Premium bikes surge ahead
Premium bikes surge ahead


The boom in the premium segment of the automobile industry is not just limited to high-end cars, but increasingly includes motorcycles with an engine capacity of more than 500 cc. And, once again, the buyers for these bikes are HNIs (high networth individuals) who view these models as a fashion ‘statement’ as well as an essential part of their leisure activities. 

It’s no surprise that the top-end of the motorcycle segment, which constitutes less than one per cent of the total sales in the broader two-wheeler segment, is growing at over 35 per cent on an annualised basis for the past few years. The above trend, is in contrast to the sluggish demand in the mid-range two-wheeler category.

To leverage this demand, several overseas players including Triumph Motorcycles, DSK Hyosung and Indian Motorcycles, have entered the local market and posing strong competition for the global icon Harley-Davidson.

“Demand has been especially strong from entrepreneurs as well as college students and senior corporate executives,” said Shivapada Ray, COO, DSK Hyosung, a South Korean premium motorcycle manufacturer.

Wooing niche customers 

The premium segment, which includes motorcycles priced from Rs 2.5 lakh, currently has annual sales of nearly 2,700 units per year, and it is expected to cross 3,500 by next year. Senior officials at these companies stressed the importance of showcasing their range at ‘experience’-based events for “enthusiasts”, and also close ‘engagement’ with the target audience.

As part of that strategy, Harley Davidson recently organised a HOG (Harley owners group) rally in Goa, and 1,000 customers of this brand rode along with 6,000 biking enthusiasts.  They are not alone, and UK-based Triumph Motorcycles will shortly organise its well globally acclaimed ‘Tridays’ in the country, which sees ‘fans’ from across the globe participating.

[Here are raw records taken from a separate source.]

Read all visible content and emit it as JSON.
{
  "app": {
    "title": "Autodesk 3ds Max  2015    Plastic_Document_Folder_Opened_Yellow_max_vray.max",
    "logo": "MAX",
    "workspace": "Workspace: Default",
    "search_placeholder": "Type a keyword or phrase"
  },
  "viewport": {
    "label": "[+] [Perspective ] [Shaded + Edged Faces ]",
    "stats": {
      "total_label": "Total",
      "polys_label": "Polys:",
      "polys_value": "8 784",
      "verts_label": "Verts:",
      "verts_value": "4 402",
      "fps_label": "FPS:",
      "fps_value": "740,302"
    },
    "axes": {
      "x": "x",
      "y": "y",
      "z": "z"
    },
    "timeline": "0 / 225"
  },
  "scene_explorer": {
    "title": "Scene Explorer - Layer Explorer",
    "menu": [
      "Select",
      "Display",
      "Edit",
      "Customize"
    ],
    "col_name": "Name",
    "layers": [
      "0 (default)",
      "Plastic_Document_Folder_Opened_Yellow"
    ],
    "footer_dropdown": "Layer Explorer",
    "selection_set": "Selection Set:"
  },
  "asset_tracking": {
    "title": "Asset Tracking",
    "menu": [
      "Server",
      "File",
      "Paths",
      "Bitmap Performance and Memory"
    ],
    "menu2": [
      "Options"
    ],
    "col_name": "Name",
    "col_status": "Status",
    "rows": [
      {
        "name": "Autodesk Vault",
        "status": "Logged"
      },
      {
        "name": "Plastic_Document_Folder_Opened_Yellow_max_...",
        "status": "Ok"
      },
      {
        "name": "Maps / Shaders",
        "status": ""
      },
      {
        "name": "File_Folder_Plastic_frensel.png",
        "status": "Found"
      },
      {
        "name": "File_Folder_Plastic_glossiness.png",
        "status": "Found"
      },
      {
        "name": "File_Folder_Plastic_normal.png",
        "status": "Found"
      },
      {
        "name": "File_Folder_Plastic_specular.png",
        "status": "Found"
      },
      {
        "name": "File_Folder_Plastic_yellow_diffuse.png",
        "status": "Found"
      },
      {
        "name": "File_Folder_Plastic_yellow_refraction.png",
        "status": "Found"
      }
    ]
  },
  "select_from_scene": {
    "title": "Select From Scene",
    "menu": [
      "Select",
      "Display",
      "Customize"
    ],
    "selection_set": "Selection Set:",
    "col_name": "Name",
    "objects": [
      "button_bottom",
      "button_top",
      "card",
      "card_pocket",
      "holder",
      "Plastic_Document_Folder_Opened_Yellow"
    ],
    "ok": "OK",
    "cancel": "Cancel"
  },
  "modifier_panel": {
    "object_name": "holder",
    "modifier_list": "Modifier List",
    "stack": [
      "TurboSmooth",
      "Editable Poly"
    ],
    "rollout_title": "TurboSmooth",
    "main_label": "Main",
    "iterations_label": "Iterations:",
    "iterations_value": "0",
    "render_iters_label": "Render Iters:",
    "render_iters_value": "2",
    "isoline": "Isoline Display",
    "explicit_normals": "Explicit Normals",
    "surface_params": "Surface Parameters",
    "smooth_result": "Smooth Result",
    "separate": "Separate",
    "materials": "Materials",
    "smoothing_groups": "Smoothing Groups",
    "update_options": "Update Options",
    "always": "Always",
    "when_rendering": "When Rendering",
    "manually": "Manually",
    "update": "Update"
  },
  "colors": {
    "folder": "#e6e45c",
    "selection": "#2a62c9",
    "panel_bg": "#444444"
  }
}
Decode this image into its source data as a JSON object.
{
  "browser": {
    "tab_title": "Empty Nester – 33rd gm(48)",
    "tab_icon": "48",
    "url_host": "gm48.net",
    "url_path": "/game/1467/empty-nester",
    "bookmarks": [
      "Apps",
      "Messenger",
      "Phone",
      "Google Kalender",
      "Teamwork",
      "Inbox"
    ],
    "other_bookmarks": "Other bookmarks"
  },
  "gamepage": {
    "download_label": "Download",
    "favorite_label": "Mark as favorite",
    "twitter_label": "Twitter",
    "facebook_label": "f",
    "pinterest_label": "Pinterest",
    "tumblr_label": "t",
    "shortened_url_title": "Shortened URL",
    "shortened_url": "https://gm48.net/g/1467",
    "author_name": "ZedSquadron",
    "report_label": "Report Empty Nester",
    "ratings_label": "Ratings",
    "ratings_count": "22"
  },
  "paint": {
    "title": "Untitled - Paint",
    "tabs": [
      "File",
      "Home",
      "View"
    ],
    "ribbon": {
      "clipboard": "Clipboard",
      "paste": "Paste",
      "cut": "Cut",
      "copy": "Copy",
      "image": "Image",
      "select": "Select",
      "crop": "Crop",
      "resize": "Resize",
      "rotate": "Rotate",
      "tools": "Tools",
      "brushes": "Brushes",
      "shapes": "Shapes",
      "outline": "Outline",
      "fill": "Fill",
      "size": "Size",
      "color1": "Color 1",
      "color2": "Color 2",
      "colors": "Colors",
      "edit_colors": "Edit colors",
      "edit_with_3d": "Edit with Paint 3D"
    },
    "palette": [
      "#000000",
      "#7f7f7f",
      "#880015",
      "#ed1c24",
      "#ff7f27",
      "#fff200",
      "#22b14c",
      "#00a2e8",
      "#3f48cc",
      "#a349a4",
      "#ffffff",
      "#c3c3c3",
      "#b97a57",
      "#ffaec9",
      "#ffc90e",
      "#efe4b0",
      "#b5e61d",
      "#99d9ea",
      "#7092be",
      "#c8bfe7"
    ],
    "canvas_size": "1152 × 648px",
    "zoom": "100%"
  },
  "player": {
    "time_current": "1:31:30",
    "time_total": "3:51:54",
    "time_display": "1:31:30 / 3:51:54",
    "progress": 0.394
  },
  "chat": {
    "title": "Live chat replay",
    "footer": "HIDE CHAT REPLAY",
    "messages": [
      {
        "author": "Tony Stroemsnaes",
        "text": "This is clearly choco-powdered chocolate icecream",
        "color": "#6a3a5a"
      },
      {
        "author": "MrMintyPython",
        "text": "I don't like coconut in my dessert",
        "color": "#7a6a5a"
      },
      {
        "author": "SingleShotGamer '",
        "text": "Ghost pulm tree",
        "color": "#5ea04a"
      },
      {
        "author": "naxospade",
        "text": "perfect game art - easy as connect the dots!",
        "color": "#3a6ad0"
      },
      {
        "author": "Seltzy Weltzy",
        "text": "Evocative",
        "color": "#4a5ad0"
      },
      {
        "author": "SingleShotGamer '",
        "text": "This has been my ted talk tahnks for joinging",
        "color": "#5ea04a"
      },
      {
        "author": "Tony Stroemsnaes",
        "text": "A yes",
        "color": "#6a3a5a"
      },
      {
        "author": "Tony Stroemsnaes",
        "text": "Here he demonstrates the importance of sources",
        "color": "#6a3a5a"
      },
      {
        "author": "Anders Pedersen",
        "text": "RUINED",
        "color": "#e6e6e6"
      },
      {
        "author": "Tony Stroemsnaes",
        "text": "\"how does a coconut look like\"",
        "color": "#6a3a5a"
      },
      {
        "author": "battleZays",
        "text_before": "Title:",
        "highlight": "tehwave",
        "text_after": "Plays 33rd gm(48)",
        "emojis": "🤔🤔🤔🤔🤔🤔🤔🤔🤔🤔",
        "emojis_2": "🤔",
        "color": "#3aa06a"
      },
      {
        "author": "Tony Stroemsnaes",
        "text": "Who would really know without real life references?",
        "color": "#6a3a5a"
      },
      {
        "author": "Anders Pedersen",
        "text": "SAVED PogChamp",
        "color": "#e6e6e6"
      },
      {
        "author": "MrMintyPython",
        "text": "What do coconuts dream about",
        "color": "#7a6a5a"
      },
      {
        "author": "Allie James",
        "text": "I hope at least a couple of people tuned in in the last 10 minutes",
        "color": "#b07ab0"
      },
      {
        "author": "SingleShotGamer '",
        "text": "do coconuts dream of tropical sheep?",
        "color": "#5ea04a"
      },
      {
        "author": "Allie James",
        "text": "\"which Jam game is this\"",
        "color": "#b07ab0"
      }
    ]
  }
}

“Our customers form part of the Riders Association of Triumph, and we ‘engage’ with them from time to time,” said Vimal Sumbly, MD, Triumph Motorcycles India.

Striking a similar view, Pankaj Dubey, Managing Director, Polaris India, which owns Indian Motorcycles, said, “Our premium customers are looking for a world-class experience at the various events we organise.”  

Expanding retail presence

Apart from expanding their repertoire in the local market, foreign motorcycle manufacturers are also paying considerable emphasis on a pan India distribution network.

As a result, DSK Hyosung, which currently has 34 outlets across the country, the largest distribution network in this segment, and it had recently opened a showroom in Nagaland.  Ray of DSK Hyosung pointed out that they generate more than one-fourth of their total sales in smaller towns across the country, and also emphasised that their dealers earn “healthy” margins from servicing these models.

Similarly, Harley-Davidson has recently added dealerships in Pune and Jaipur, and expanded its dealer network to 13. Anoop Prakash, Managing Director, Harley-Davidson India, highlighted that they are further expanding their network to tier-II cities like Guwahati, Coimbatore and Surat.

And, Triumph Motorcycles is all set to launch its dealerships in Mumbai Pune, Delhi and Chennai apart from its present stores at Bangalore and Hyderabad.

New offers

Premium bike brands akin to their counterparts in the four-wheeler luxury segment are also offering models which are more “affordable”, in a bid to widen the target audience.  And, Harley-Davidson had earlier launched its Street 750 priced at Rs 4.10 lakh, while Triumph Motorcycles’ offerings are available from Rs 5.75 lakh.

Sumbly of Triumph Motorcycles pointed out that their sales target for the first six months of their operation in the country is 500 units, and that would rise to 1, 500 a year from now.

Nevertheless, players like Indian Motorcycles recently launched their range of Chief range-Classic, Vintage and Chieftain, with prices ranging between Rs 26.5 and Rs 33 lakh.

‘Roadblocks’ in strategy

Senior executives at premium motorcycle companies, however, emphasise that high import taxes on these models, results in local prices that are nearly double to those prevailing in the US. And, in a bid to minimise the above impact, Harley-Davidson assembles nine of the 12 models it sells in India from completely knocked down (CKD) kits.

No doubt, an expensive ride, but premium motorbikes are en vogue.